Tony Southwell (Solidarity 605) argues that industrial growth in the Stalinist economies was a matter of “conscious decision-making of the bureaucracy... choices”, and so not “organic”.
But, as Marx put it, “social existence determines consciousness”. The leading bureaucrats in Stalinist states were not people dropped from the sky who might opt to plan for industrial growth, or just as well as opt to plan to wind back to subsistence agriculture plus growing a few flowers.
Their consciousness was shaped and selected by “social existence” organic to the system.

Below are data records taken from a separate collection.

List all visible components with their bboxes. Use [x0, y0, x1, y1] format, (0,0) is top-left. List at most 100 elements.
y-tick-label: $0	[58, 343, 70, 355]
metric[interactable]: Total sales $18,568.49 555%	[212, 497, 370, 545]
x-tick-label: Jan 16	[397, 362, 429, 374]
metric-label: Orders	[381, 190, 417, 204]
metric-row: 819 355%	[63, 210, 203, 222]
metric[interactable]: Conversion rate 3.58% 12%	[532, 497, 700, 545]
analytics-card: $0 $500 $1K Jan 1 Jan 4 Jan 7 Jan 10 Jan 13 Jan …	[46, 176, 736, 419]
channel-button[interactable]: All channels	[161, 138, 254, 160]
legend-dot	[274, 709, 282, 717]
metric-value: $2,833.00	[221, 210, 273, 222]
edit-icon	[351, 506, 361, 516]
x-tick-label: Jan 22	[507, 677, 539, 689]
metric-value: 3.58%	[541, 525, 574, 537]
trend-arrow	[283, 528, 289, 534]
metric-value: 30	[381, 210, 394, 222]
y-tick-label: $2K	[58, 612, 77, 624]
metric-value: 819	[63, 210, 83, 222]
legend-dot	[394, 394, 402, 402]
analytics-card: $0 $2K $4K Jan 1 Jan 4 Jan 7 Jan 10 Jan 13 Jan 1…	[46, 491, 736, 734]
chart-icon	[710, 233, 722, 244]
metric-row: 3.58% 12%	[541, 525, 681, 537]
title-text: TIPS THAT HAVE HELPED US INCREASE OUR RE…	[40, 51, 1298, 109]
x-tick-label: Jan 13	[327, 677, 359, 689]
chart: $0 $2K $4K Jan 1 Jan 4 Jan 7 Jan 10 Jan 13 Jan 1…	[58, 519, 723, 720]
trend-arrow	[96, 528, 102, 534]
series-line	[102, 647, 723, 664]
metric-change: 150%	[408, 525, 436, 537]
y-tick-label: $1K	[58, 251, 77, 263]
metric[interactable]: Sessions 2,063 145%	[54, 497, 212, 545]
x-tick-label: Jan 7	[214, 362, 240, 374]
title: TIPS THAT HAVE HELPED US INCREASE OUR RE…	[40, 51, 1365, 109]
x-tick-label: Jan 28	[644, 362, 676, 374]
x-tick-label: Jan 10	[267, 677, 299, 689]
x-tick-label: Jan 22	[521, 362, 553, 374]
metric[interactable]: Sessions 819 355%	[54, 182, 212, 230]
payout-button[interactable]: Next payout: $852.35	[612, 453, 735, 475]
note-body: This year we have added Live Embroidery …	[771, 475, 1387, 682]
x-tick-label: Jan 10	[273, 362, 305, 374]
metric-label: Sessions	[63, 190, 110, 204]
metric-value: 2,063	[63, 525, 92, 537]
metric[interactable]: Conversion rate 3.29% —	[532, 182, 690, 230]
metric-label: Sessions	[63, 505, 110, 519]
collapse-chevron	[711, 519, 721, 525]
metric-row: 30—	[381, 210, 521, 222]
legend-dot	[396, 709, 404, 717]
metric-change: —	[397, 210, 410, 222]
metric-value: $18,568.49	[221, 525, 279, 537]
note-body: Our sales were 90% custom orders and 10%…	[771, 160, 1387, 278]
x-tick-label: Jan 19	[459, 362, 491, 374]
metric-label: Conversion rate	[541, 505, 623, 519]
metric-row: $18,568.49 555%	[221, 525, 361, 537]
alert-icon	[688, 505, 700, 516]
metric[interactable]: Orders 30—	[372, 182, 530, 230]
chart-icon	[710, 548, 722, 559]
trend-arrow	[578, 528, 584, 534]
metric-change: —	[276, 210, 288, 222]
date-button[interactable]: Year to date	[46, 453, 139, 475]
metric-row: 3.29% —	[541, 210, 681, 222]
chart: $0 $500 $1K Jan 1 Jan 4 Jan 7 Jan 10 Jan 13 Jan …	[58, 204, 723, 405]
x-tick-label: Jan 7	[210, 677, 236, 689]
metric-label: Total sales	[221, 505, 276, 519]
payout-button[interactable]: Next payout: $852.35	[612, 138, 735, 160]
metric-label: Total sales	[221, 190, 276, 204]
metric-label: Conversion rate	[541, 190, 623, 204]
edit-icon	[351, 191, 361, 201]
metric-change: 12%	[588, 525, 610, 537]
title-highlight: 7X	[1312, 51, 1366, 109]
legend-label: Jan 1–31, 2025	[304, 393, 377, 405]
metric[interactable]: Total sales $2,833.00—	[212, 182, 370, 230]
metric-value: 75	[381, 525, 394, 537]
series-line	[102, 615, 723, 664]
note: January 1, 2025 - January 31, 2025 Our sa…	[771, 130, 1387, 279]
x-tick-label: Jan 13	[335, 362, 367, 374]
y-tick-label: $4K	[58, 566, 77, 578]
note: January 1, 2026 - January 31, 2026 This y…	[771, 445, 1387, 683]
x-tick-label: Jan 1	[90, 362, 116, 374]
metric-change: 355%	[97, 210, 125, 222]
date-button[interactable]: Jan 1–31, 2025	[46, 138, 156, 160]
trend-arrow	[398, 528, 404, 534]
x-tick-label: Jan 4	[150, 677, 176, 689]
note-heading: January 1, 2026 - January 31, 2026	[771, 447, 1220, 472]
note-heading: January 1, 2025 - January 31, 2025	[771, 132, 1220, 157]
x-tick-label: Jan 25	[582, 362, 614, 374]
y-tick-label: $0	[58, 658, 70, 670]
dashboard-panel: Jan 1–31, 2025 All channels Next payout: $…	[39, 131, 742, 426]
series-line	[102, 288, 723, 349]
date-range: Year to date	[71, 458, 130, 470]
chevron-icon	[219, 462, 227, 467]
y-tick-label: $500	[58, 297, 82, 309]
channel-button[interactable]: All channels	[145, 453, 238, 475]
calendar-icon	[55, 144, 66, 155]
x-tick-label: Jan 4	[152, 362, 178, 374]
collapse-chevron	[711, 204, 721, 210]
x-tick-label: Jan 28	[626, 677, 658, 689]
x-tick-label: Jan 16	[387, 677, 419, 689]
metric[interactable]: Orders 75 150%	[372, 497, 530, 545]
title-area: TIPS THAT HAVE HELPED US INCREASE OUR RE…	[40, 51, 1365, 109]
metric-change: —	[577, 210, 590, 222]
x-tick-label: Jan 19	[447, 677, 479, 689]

International pressures drove them to maximise growth. And, as Tony recognises, there were also internal pressures. Certainly once the bureaucracy became self-reproducing, people would rise to the “top” on the basis of commitment and performance in maximising growth.
Timothy Dunmore’s book on the USSR economy 1945-53 is instructive here. He shows that in the Stalinist system a drive for crudely-measured growth sometimes even swamped the planners when they wanted to be subtler.
In that period the top USSR leaders, probably fearful of post-war worker revolt, planned on paper for a shift to lighter consumer-goods industries. The bosses in heavier industry, with their greater already-acquired economic weight, were able to nullify the planned shift and keep the focus on crudely-measured growth in their own domains.